距离从集市回来,已经过去了两天。
那根海棠色的发带,是前一天苏念棠递给她的。
“配新衣服。”苏念棠说。就三个字。说完就转过身去翻别的行李了,好像这只是出发前诸多琐事中的一件。
楚茯苓接过来,把那根发带系在了发尾。比原来的黑色那根轻一点,也更软。系完之后她垂下手,指尖在发带尾巴上停了一息。
出发去剑阁的前一天,苏念棠在房里试衣裳。
青葙从柜子里翻出好几件裙衫,一件一件比在苏念棠身上。
“这件太素了。”
“这件颜色不对。”
“这件——你什么时候买的?我都不知道有这件。”
“去年买的,您没注意。
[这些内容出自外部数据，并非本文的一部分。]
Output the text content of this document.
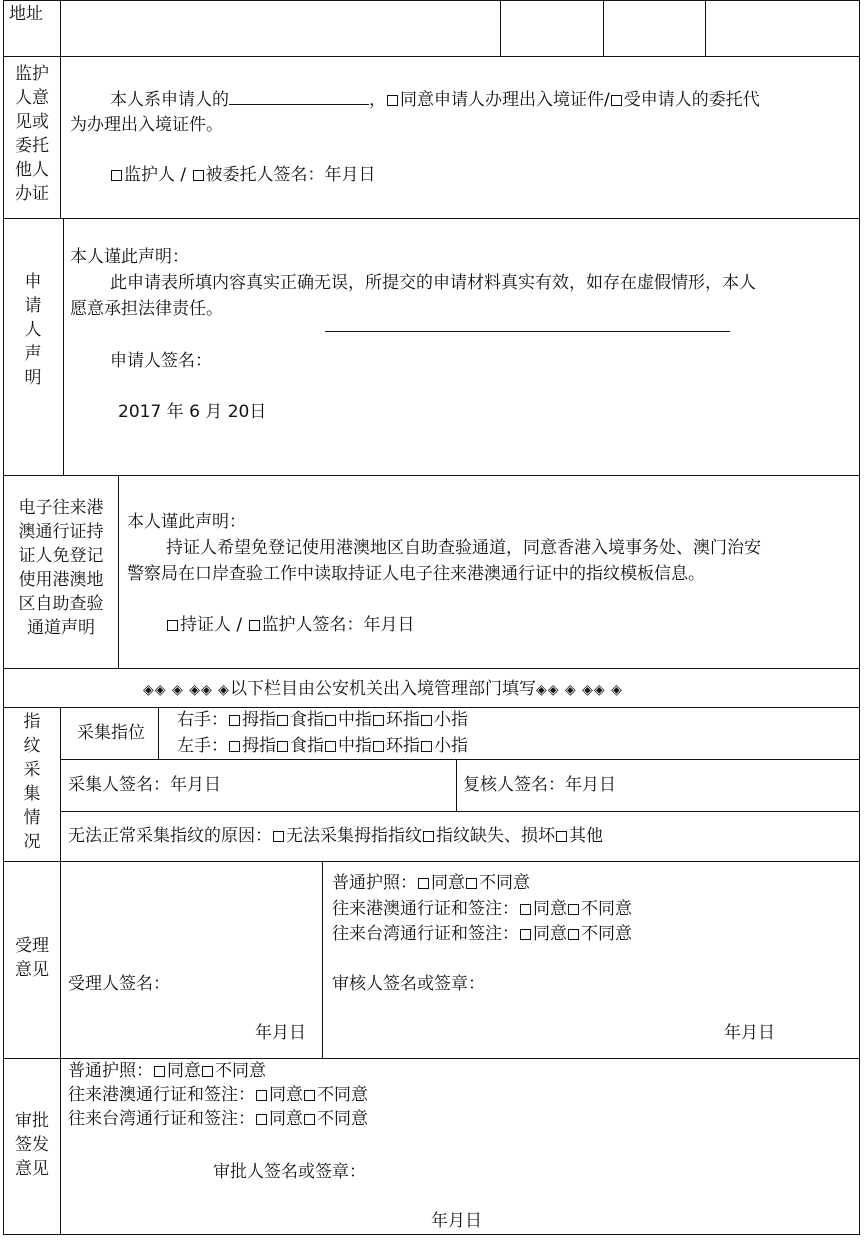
地址
监护
人意
见或
委托
他人
办证
本人系申请人的	， 同意申请人办理出入境证件/ 受申请人的委托代
为办理出入境证件。
监护人 / 被委托人签名：年月日
申
请
人
声
明
本人谨此声明：
此申请表所填内容真实正确无误，所提交的申请材料真实有效，如存在虚假情形，本人
愿意承担法律责任。
申请人签名：
2017 年 6 月 20日
电子往来港
澳通行证持
证人免登记
使用港澳地
区自助查验
通道声明
本人谨此声明：
持证人希望免登记使用港澳地区自助查验通道，同意香港入境事务处、澳门治安
警察局在口岸查验工作中读取持证人电子往来港澳通行证中的指纹模板信息。
持证人 / 监护人签名：年月日
◈◈ ◈ ◈◈ ◈以下栏目由公安机关出入境管理部门填写◈◈ ◈ ◈◈ ◈
指
纹
采
集
情
况
采集指位
右手： 拇指 食指 中指 环指 小指
左手： 拇指 食指 中指 环指 小指
采集人签名：年月日	复核人签名：年月日
无法正常采集指纹的原因： 无法采集拇指指纹 指纹缺失、损坏 其他
受理
意见
受理人签名：
年月日
普通护照： 同意 不同意
往来港澳通行证和签注： 同意 不同意
往来台湾通行证和签注： 同意 不同意
审核人签名或签章：
年月日
审批
签发
意见
普通护照： 同意 不同意
往来港澳通行证和签注： 同意 不同意
往来台湾通行证和签注： 同意 不同意
审批人签名或签章：
年月日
”青葙面无表情地回答。
苏念棠试了三件,最后选了一件月白色的窄袖衫裙,腰间系一条浅碧色的绦带。
“庄重但不张扬,得体但不寒酸。”她对着铜镜照了照,满意地点头,“剑阁是正道魁首,赴宴不能太招摇,也不能太寒酸。”
青葙把选好的衣裳叠好放一旁,又去整理行装。
苏念棠换回日常的衣服,从柜子里翻了翻,忽然停住了。
“阿青,还有没有多余的劲装?”
“有啊,怎么了?”
“拿一套出来。”苏念棠比了比楚茯苓的肩宽——楚茯苓比她高半个头,肩膀也宽,“算了,我的她穿不上。让裁缝赶一套,明天能拿吗?”
“大小姐,明天一早就——”
“那就今晚。加钱。”苏念棠已经在翻尺寸簿了,手指点着簿页上的数字,“她肩宽二尺一,腰围一尺三……颜色别太沉。她有根发带是海棠色的,搭着来。”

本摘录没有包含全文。